Any comprehensive way to make dynamic light/dark wallpapers in Plasma with NixOS?

UPDATE: I managed to fix the issue by recreating the folder structure in ~/.local/share/wallpapers. It works now, don’t know if it’ll stop again. Below is the unedited post. Thank you to all who read this post and helped.

Just wanted to ask if anyone’s found a way to make dynamic wallpapers that sync with the light/dark theming? I did once with my current setup, but when I updated and rebooted to switch to the next Generation, the changes were undone, excluding my other wallpaper that I made because it was the current choice.

The reason I chose to send the question here over a solely Plasma-related forum is because anything that I post there wouldn’t likely help, as this seems to be exclusive to NixOS because of the unique nature.

Currently running NixOS 26.05 Yarara with Linux kernel version 7.0.0. 8 GB of RAM and 256 GB of SSD storage.

I’m not using any Flakes or Home Manager, and I’m completely on Unstable, with no Stable-running components.

Eager for a response. Thank you for reading!

Well, do you know how to achieve this regardless of Nix/NixOS?

Well, you’d have to know what steps need to be taken to implement it in your nixos config. You’re not using plasma-manager, evidently, so that might be a place to look first.

That usually requires to make a specific folder in ‘~/.local/share/wallpapers’ with a metadata.json. This didn’t work, leading me to try another idea, which did work, but it just got undone on my most recent update. I’ll try to figure out what I did last time to do it. I believe that it had something to do with going to one of the already-existent dynamic wallpapers, then copying the folder structure and metadata file.

Correction: I used the metadata.json file and the folder structure from an already included dynamic wallpaper, then just implemented that inside ‘~/.local/share/wallpapers’. The folder for the included wallpapers, as well as most others that are included, were in /nix/store, so I couldn’t change nor add a folder there.

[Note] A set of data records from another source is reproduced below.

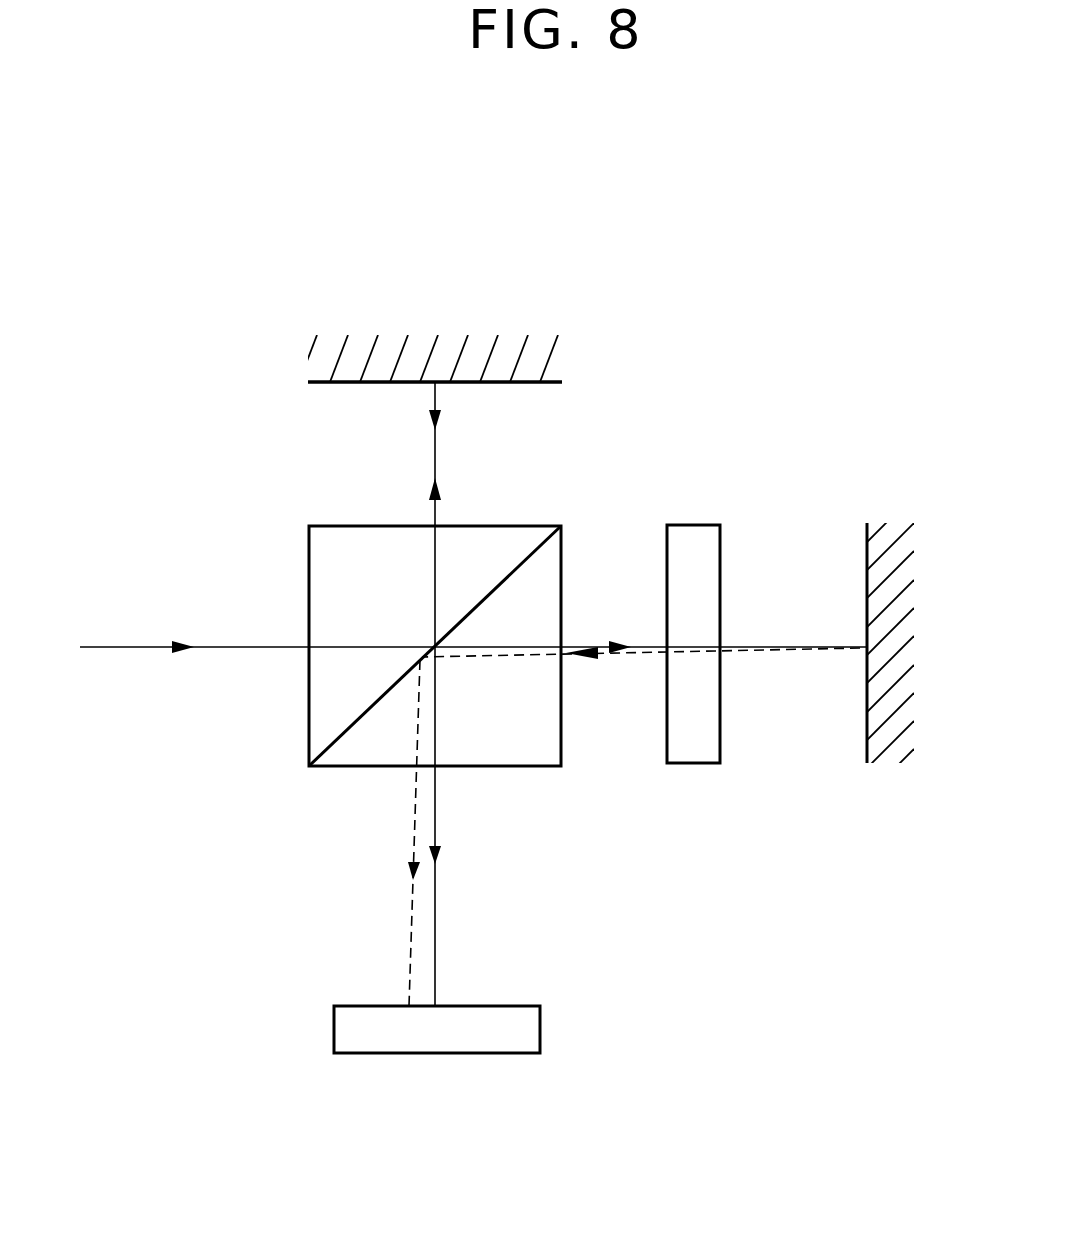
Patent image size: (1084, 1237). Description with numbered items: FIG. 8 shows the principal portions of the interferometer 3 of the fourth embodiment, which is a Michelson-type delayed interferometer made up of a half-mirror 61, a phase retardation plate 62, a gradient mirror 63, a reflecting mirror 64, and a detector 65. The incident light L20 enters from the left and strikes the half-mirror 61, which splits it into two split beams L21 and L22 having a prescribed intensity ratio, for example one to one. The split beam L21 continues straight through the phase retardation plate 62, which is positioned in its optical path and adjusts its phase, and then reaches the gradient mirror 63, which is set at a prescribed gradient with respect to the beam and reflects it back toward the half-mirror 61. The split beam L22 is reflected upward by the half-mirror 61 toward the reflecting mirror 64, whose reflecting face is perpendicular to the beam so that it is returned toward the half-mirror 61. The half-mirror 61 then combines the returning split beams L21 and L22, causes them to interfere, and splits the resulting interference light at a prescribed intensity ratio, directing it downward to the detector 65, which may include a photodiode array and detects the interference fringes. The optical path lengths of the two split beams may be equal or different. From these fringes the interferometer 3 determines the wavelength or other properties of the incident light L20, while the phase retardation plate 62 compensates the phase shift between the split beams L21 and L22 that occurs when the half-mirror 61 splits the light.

The interferometer 3 is at (818, 300).
The half-mirror 61 is at (522, 524).
The phase retardation plate 62 is at (722, 556).
The gradient mirror 63 is at (866, 546).
The reflecting mirror 64 is at (538, 383).
The detector 65 is at (510, 1006).
The incident light L20 is at (147, 647).
The split beam L21 is at (603, 645).
The split beam L22 is at (434, 453).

Good idea, haven’t heard of plasma-manager. Might look into that, but not sure if I’m ready to go try Home Manager and Flakes yet.

What are the odds that you copied a bunch of symlinks which now point to somewhere in /nix/store that no longer exists?

Not very likely. I think it was unrelated, but it seems it had broken for some other reason and I only managed to notice after updating.

plasma-manager seems to be depend on home-manager. Having several Nix distributions in the same environment does not seem straightforward. Is there a way to use it without including home-manager? Maybe with flakes?

No. Plasma-manager configures your home directory, NixOS cannot do this.

That’s not what home-manager is. It also has pretty straightforward, explicit support for managing NixOS-based users.

Flakes are just like Cargo.toml or package.json - a standard file format to define what your project is.

Trying to use them to do what plasma-manager or home-manager do doesn’t make sense; flakes are used to tell nix to use plasma-manager or home-manager, not the other way around.

I tremendously disagree with this statement. Nix Flakes are not a simple configuration format like .toml or package.json because regular Nix code can be used within them. Nix functions can be written and used within a Flake. they can be used from another flake too. A flake.nix is more like the main starting point of a nix software project, like a main.rs or a lib.rs.

Technically yes, because you can write a project entirely in just a flake.nix file, but the flake spec is completely auxilliary to the use case. You’re not using “flakes”, you’re just writing your code inline instead of building sensible project structure.

This is kinda like writing your entire python project in the setuptools entrypoint string and claiming that pyproject.toml is therefore the same as main.rs.

This why the flake format being nix is generally considered a bit of a design flaw - that, and of course because it’s not entirely valid nix. It blurs the lines between metadata and code in the hands of inexperienced developers.